What could help make access in shopping centres easier?
With spring just around the corner many of us will be heading off to our nearest shopping centre or out of town mall. When you have a disability, any simple shopping trip can present a variety of access issues making it a potentially daunting prospect.
Although generally, most retailers are fairly good with their attention to accessibility provision these days, there are still many parts of shopping centres, and within individual shops themselves, that leave much to be desired. This may include cramped changing areas, steps leading to display areas or concessions, unclear signage, or poorly maintained disabled toilets.
So how can we make our own provision and preparation to make our trip to the local shopping centre, or out of town mall, more of a pleasure than a nightmare?
Preparation and forward planning are always a good idea to alleviate potential access issues, effectively anticipating potential problems that will affect your outing, before you encounter them.
Thinking ahead, as far as possible is always a good idea. Planning rather than just arriving, can ensure you are better prepared for what you’ll be up against. This could be everything from your inward and outward journey, to arriving, parking, changing floor levels, surfaces, where you’ll eat, toilets etc. It may seem like a bit of a pain to have to do this, but it can make your shopping trip easier and more enjoyable than simply getting there and winging it.
Another important aspect to making yourself access-prepared, is ensuring you have the right gear ahead of your shopping trip.
There is an ever growing range of mobility aids that can help overcome challenges created by typical retail environments. Even if you have your standard equipment that helps with your own disability, it can pay to take a review of this from time to time and see if there are any aids that can further improve your accessibility.
Folding mobility scooters can be a real bonus when shopping or just for general outings. These compact, lightweight models are great for shopping trips as they are both lightweight and portable and fit easily into cars, taxis or public transport.
Some retail centres will have models to hire upon arrival. It’s possible to check this and the prices ahead of your journey simply by searching the name of the centre and ‘mobility scooter hire’
The small footprint of a modern folding scooter can make access easier as they have a good speed, manage different surface textures and types and have a very small turning circle for easier manoeuvrability in small spaces.

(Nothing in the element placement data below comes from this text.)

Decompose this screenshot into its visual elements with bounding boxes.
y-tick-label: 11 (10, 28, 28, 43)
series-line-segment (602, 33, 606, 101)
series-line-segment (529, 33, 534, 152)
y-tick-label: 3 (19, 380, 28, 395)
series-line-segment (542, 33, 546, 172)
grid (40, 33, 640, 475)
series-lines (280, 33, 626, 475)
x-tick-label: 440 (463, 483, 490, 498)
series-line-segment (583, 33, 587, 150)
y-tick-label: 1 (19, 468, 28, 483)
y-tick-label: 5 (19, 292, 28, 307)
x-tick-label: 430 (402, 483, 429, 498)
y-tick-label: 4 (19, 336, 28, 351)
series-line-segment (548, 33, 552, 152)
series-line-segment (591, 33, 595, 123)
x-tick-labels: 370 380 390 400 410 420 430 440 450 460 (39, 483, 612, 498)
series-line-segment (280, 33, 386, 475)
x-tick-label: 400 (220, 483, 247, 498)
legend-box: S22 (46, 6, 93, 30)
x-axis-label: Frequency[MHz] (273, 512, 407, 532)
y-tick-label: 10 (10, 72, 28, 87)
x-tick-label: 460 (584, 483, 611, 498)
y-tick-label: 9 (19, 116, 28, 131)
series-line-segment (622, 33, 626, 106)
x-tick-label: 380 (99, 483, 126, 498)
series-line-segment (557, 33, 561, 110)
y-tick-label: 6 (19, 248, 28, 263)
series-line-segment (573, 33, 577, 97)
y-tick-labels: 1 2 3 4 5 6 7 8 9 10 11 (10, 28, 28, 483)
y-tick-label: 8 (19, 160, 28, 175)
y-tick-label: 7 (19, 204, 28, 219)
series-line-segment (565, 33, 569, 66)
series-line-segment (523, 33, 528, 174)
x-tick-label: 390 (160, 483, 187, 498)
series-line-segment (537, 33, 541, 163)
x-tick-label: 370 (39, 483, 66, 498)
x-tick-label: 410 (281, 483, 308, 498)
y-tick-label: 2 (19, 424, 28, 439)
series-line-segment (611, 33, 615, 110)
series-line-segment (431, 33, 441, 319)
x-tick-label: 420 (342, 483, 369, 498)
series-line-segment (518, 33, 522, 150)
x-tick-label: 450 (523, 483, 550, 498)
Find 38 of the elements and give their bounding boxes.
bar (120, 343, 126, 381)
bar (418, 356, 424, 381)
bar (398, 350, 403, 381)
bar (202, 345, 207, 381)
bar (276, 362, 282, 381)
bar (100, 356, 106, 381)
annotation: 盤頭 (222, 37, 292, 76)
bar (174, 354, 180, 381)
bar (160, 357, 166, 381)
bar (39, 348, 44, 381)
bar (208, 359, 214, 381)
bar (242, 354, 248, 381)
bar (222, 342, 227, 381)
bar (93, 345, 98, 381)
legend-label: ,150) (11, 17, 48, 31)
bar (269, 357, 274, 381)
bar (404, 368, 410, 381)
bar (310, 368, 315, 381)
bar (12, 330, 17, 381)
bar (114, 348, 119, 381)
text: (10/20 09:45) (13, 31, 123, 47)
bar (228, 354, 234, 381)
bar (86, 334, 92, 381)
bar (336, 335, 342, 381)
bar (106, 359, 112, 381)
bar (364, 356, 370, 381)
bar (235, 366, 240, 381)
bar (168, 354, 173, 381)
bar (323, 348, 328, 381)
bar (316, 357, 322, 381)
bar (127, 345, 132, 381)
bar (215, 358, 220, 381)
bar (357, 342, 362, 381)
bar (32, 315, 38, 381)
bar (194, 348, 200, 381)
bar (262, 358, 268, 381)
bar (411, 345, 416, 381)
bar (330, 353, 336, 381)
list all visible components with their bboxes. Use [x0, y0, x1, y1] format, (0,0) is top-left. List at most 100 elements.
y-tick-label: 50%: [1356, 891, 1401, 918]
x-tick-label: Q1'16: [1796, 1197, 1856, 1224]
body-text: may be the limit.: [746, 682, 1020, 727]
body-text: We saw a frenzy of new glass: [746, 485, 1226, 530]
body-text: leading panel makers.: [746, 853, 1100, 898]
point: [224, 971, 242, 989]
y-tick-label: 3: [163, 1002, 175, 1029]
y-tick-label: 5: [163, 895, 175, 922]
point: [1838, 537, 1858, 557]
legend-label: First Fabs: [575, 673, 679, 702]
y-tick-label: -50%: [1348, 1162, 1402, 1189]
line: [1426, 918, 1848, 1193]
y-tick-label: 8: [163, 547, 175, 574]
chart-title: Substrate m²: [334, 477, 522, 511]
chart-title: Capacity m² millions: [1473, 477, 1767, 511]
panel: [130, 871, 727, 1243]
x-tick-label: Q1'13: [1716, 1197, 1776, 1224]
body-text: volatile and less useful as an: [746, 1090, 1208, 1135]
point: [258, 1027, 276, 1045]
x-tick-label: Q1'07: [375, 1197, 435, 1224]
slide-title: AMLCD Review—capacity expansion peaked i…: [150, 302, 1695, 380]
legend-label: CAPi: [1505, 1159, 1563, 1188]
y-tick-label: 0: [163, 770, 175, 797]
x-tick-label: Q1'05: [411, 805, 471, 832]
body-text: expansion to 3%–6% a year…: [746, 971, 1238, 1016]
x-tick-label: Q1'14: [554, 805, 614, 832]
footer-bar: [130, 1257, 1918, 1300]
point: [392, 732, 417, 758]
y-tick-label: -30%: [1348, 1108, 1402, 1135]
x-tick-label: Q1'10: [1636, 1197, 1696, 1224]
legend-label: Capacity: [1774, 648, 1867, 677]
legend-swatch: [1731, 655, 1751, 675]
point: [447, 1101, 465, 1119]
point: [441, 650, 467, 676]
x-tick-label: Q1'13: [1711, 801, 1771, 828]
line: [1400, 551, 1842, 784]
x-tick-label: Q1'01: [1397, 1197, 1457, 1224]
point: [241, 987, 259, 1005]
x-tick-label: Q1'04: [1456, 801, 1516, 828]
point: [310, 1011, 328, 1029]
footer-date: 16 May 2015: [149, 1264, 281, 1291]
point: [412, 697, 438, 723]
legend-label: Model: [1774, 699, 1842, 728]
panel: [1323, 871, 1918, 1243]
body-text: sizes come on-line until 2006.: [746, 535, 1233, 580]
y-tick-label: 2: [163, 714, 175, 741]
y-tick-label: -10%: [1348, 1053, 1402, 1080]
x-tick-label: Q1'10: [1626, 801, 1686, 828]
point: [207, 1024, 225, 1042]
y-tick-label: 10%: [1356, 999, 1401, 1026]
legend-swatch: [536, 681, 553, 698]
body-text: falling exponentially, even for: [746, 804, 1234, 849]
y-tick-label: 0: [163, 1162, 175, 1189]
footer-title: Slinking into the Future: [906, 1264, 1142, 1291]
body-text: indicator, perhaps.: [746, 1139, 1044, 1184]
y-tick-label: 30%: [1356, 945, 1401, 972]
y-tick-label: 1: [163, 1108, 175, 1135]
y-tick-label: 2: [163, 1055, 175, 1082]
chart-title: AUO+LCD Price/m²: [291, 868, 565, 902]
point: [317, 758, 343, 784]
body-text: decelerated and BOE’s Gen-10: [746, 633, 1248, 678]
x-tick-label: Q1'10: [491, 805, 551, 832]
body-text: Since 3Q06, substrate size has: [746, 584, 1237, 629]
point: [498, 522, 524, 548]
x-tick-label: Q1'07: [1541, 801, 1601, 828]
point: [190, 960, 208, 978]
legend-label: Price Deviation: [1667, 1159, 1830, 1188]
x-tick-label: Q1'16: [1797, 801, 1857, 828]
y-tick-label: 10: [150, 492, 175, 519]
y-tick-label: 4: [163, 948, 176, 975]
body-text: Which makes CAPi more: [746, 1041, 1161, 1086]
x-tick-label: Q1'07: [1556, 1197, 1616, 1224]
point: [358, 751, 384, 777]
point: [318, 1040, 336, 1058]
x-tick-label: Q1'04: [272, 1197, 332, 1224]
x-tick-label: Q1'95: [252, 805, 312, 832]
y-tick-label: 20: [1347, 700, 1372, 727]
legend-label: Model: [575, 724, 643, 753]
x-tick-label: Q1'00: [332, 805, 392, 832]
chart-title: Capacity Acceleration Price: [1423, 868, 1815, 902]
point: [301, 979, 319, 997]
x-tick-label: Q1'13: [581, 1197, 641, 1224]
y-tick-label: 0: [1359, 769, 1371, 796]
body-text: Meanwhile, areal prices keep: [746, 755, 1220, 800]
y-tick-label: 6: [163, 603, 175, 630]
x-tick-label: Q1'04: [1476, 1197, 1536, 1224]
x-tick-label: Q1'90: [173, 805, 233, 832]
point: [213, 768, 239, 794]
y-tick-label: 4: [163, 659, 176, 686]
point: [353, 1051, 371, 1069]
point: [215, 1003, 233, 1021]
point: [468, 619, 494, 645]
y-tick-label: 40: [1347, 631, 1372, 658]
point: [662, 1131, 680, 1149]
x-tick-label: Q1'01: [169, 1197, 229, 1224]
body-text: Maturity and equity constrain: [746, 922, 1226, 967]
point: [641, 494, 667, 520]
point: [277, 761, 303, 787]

If you normally walk ok, but you are more easily fatigued by the extra distances required in an out-of-town mall, then there are a number of very good walking aids to help you stay balanced and maintain your energy levels for longer.
An example of this is the Shop “N” Sit Trolley that allows you to take the occasional sit down break, using your own integrated seat.
The good thing about this particular model from Devilbiss is that it doesn’t look like something only your granny would use, it’s in modern sleek colours and ergonomic street-smart design so good for use anywhere, think of it like an airport trolley a stewardess or pilot would use.
The benefit of this in a shopping centre scenario, is that you have the space for a lot of goods in the bag and at any time you feel the need for a break and a rest for tired legs or a rehydration break, you can simply adjust to the seating position and relax and recharge the batteries.
Foldable Walking sticks are another option to help you navigate your way around shopping centres, reducing your energy output and helping you to maintain balance across variable flooring surface types and levels.
Even if you’re already a stick user, taking a review of your currrent stick and comparing it to current modern models may be a good idea and give you additional features and benefits.
The Glow-Go stick is an example of a modern lightweight folding walking stick to fit in any bag, pocket or pouch, so is handy for those longer shopping trips where your stamina and balance may be tested.
Of course, these aids can help make certain facets of your shopping trip easier and help with your own access, but it’s also very important that you, or your carer, ask staff in the shopping centre immediately for help and assistance when required and also make sure you tell them areas where they don’t have provision for your own disability, (later via social media if easier).